Di luar 50 petani itu masih ada 100-an petani lain yang juga mengikuti ketentuan pengolahan tanaman jahe merah. Mereka merupakan bagian dari program CSR (Corporate Social Responsibility) Bumdesma.

“Angka kemiskinan di Pule adalah terbesar nomor dua di Kabupaten Trenggalek. Karenanya yang kita utamakan dalam kerjasama ini adalah petani miskin yang mengandalkan lahan di sekitar rumah,” terang Hari.

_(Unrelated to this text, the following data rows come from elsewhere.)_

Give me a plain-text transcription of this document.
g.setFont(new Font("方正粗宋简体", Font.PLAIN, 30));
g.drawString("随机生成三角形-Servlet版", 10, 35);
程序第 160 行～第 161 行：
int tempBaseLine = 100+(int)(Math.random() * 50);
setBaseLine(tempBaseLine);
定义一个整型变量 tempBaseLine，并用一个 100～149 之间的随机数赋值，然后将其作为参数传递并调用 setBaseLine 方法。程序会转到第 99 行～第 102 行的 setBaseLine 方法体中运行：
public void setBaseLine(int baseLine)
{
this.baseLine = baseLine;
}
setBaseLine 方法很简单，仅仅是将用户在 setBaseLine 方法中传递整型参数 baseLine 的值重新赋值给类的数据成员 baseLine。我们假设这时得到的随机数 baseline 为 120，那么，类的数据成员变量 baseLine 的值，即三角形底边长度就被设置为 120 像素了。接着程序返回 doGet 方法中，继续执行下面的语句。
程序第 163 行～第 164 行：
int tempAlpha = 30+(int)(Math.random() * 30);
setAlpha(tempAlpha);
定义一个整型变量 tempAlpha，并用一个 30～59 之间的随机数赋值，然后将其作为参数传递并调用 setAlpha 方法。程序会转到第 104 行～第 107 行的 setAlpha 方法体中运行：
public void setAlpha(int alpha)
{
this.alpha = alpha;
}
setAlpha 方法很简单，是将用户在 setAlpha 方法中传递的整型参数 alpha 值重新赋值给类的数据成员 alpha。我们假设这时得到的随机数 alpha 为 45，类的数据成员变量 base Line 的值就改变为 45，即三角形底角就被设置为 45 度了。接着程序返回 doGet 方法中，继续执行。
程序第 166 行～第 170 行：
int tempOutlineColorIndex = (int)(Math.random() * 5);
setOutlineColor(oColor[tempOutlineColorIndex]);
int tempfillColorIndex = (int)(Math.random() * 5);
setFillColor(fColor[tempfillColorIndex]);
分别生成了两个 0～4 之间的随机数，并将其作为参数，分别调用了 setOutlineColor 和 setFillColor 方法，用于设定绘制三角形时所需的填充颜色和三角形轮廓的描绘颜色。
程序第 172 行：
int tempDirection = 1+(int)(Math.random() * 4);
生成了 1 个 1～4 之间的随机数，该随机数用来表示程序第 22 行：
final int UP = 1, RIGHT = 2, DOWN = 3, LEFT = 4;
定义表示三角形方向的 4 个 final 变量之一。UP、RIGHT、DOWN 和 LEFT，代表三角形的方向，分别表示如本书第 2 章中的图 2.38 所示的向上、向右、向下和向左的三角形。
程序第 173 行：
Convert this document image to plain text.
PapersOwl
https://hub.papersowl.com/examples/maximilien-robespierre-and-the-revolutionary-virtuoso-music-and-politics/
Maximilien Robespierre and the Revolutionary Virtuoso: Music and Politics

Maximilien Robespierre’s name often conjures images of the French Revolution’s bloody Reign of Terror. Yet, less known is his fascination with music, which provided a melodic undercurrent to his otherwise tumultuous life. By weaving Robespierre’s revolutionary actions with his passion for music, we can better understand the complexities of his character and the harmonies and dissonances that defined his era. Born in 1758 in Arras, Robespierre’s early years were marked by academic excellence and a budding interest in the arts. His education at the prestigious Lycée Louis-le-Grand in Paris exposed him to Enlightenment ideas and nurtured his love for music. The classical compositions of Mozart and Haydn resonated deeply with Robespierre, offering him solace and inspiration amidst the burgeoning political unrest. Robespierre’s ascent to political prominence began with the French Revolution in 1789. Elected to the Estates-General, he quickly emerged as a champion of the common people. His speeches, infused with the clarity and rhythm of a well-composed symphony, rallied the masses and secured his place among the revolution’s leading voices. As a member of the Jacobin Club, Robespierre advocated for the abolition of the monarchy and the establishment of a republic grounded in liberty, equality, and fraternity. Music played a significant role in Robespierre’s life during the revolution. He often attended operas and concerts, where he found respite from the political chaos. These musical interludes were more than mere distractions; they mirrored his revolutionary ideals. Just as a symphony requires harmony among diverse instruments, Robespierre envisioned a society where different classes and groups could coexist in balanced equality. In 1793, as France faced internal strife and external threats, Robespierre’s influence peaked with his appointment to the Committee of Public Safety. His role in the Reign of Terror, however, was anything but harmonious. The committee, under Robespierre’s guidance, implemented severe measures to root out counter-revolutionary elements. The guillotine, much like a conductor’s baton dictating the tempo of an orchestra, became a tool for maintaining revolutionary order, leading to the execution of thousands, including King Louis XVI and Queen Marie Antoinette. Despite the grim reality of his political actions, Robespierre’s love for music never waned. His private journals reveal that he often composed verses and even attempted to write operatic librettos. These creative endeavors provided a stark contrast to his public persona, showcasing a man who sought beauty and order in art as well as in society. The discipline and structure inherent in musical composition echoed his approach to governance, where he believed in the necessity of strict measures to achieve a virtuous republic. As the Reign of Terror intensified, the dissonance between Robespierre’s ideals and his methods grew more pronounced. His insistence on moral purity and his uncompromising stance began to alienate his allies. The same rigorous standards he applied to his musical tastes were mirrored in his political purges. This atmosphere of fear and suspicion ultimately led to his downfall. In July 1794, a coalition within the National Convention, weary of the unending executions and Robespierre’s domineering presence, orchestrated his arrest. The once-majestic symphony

Hendro Yudi Hariyanto selaku pendamping Bumdesma Sari Bumi menambahkan, saat panen, yakni 10 bulan sekali, setiap hektar lahan yang dikelola petani rata-rata mampu menghasilkan 14-15 ton jahe merah basah.

Kemudian untuk setiap 8 ton jahe merah basah yang telah melalui proses pengeringan, dihasilkan 1 ton jahe merah kering. Bumdesma Sari Bumi, kata Hendro, berani membeli harga jahe merah basah petani lebih tinggi dari harga pasar.

Yakni Rp 7.000 per kilogram dan sesuai kesepakatan akan naik ketika harga pasar naik. Sementara harga jahe merah basah di pasar saat ini  Rp 2.500- Rp 3.000 per kilogram. Dengan demikian, para petani Pule terlindungi dari ancaman kerugian akibat jatuhnya harga pasar.  

“Rata-rata satu hektar dengan akumulasi 12 ton panen, 120 juta nilai transaksinya,” kata Hendro menjelaskan.

Dalam hal pemasaran jahe merah kering ini, Bumdesma Sari Bumi Pule Trenggalek bermitra dengan PT Bintang Toedjoe, perusahaan di bawah naungan PT Kalbe Farma Tbk. Jahe merah  petani Pule Trenggalek menjadi salah satu pemasok terbesar bahan produk herbal Bintang Toedjoe.

Kebutuan jahe merah untuk produksi farmasi di Bintang Toedjoe mencapai 10 ton setiap bulannya. Menurut Hari Nugroho selaku Komunikasi Eksternal PT Kalbe Farma Tbk, ekosistem jahe merah yang dibangun anak usaha Bintang Toedjoe merupakan salah satu upaya perusahaan mendukung kemandirian bahan baku obat di Indonesia, khususnya berbasis herbal.

“Kalbe selalu mempertimbangkan keberlanjutan dalam menjalankan operasional perusahaan, terutama dampak positif terhadap lingkungan masyarakat dan semua pemangku kepentingan yang terkait, dengan tujuan bersama sehatkan bangsa,” ujar Hari Nugroho.